Instability in #Nigeria, however, has been growing steadily over the last decade - and one reason is climate change. In 2009, a UK Department for International Development (Dfid) study warned that climate change could contribute to increasing resource shortages in the country due to land scarcity from desertification, water shortages, and mounting crop failures.
A more recent study by the Congressionally-funded US Institute for Peace confirmed a “basic causal mechanism” that “links climate change with violence in Nigeria.” The report concludes:
“...poor responses to climatic shifts create shortages of resources such as land and water. Shortages are followed by negative secondary impacts, such as more sickness, hunger, and joblessness. Poor responses to these, in turn, open the door to conflict.”
Unfortunately, a business-as-usual scenario sees Nigeria’s climate undergoing “growing shifts in temperature, rainfall, storms, and sea levels throughout the twenty-first century. Poor adaptive responses to these shifts could help fuel violent conflict in some areas of the country.”
According to the late Prof Sabo Bako of Ahmadu Bello University, the 1980s “forerunner” to Boko Haram was the Maitatsine sect in northern Nigeria, whose members included many victims of ecological disasters leaving them in “a chaotic state of absolute poverty and social dislocation in search of food, water, shelter, jobs, and means of livelihood.”

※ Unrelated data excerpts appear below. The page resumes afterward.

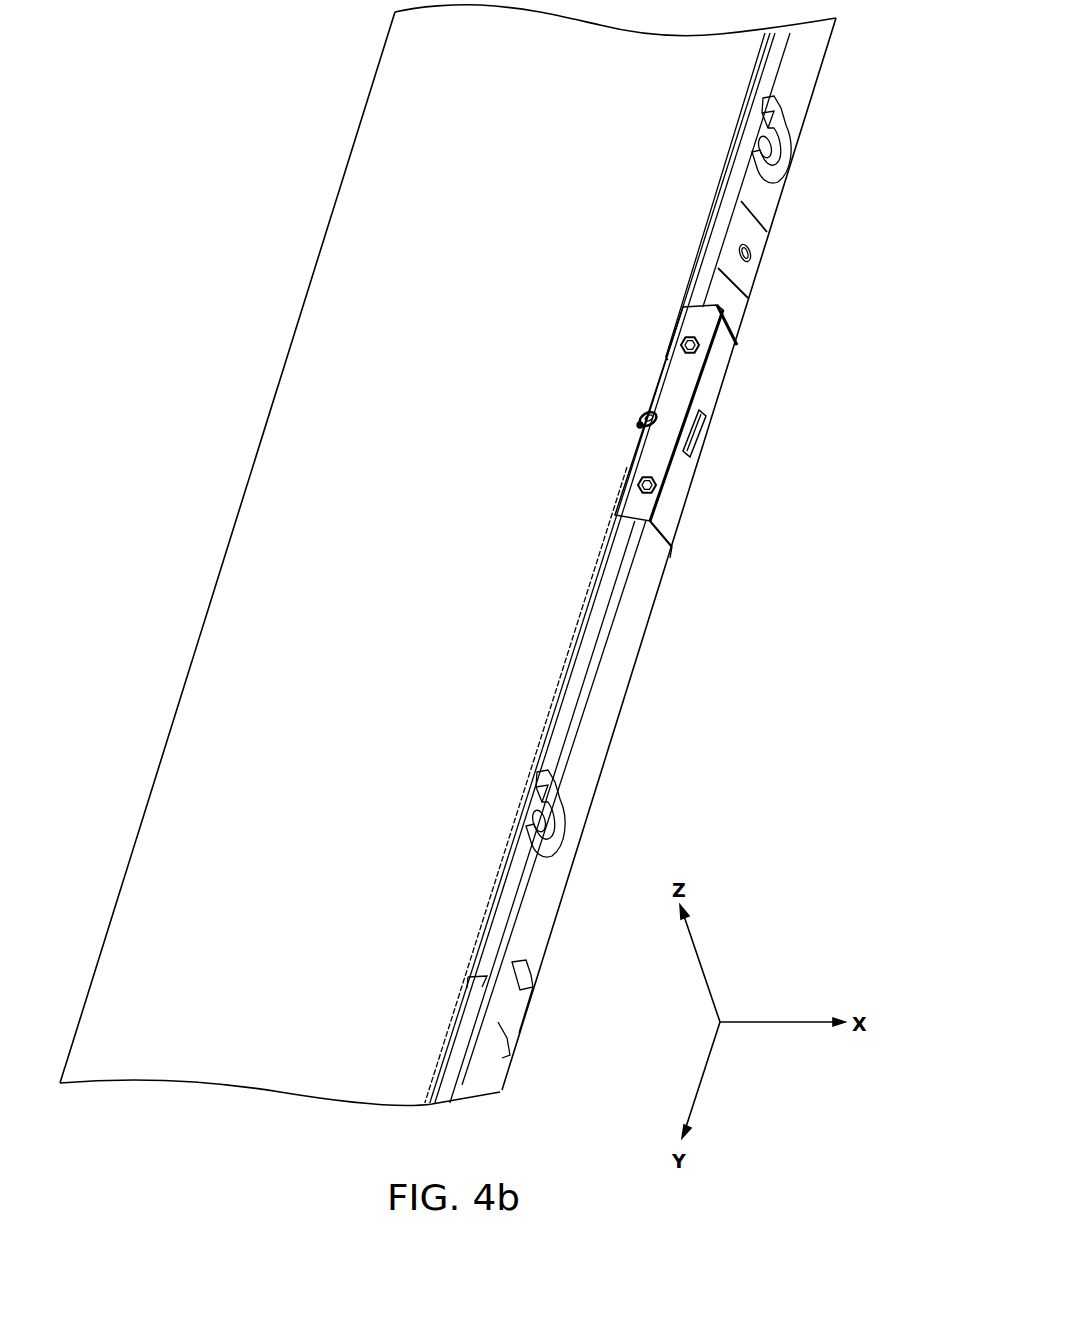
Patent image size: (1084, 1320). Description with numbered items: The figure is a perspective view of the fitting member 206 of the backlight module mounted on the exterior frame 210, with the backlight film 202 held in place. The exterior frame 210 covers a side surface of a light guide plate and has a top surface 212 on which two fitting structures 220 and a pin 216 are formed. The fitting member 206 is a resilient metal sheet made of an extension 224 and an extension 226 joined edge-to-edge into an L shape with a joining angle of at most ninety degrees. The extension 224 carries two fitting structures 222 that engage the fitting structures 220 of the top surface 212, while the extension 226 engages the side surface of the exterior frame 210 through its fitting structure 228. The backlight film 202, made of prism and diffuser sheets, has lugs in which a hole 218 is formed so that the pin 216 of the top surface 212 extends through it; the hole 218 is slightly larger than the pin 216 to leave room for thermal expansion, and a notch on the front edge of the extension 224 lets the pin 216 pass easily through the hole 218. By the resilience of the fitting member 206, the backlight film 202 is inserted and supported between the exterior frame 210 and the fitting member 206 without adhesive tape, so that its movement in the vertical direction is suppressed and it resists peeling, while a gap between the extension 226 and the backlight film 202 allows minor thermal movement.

The backlight film 202 is at (272, 442).
The fitting member 206 is at (750, 400).
The exterior frame 210 is at (730, 308).
The top surface 212 is at (684, 308).
The pin 216 is at (636, 424).
The hole 218 is at (640, 410).
The fitting structure 220 is at (680, 330).
The fitting structure 222 is at (722, 346).
The extension 224 is at (672, 382).
The extension 226 is at (707, 422).
The fitting structure 228 is at (694, 452).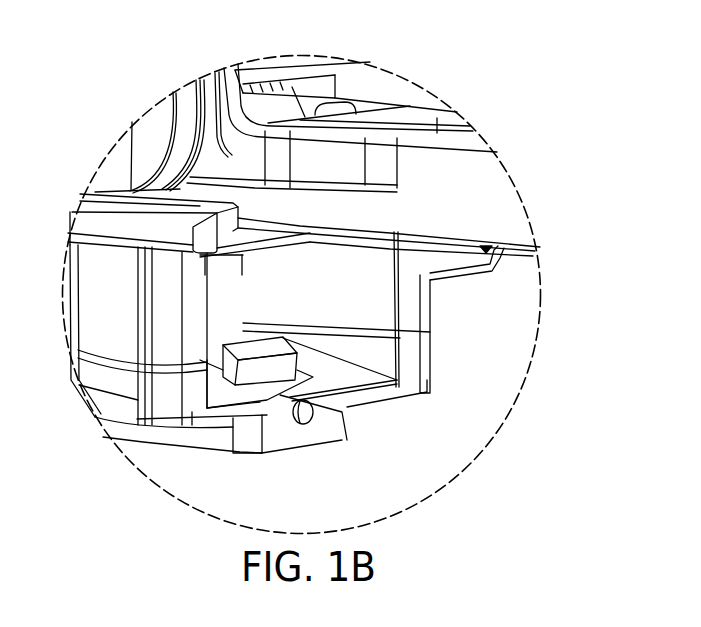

A year after the USIP study, Africa Review reported that many Boko Haram foot soldiers happen to be people displaced by severe drought and food shortages in neighbouring Niger and Chad. Some 200,000 farmers and herdsman had lost their livelihoods and, facing starvation, crossed the border to Nigeria.
Keenan argues that the west’s oil and gas greed has caused our governments to turn a blind eye to the role of oil states like Algeria in fostering regional terrorism - instead exploiting the resulting chaos to legitimise efforts to consolidate access to remaining African energy reserves.
If this analysis is correct, then the hundreds of innocent girls kidnapped in Nigeria are not just victims of Islamist fanaticism; they are also victims of failed foreign, economic and security policies tied to our infernal addiction to black gold.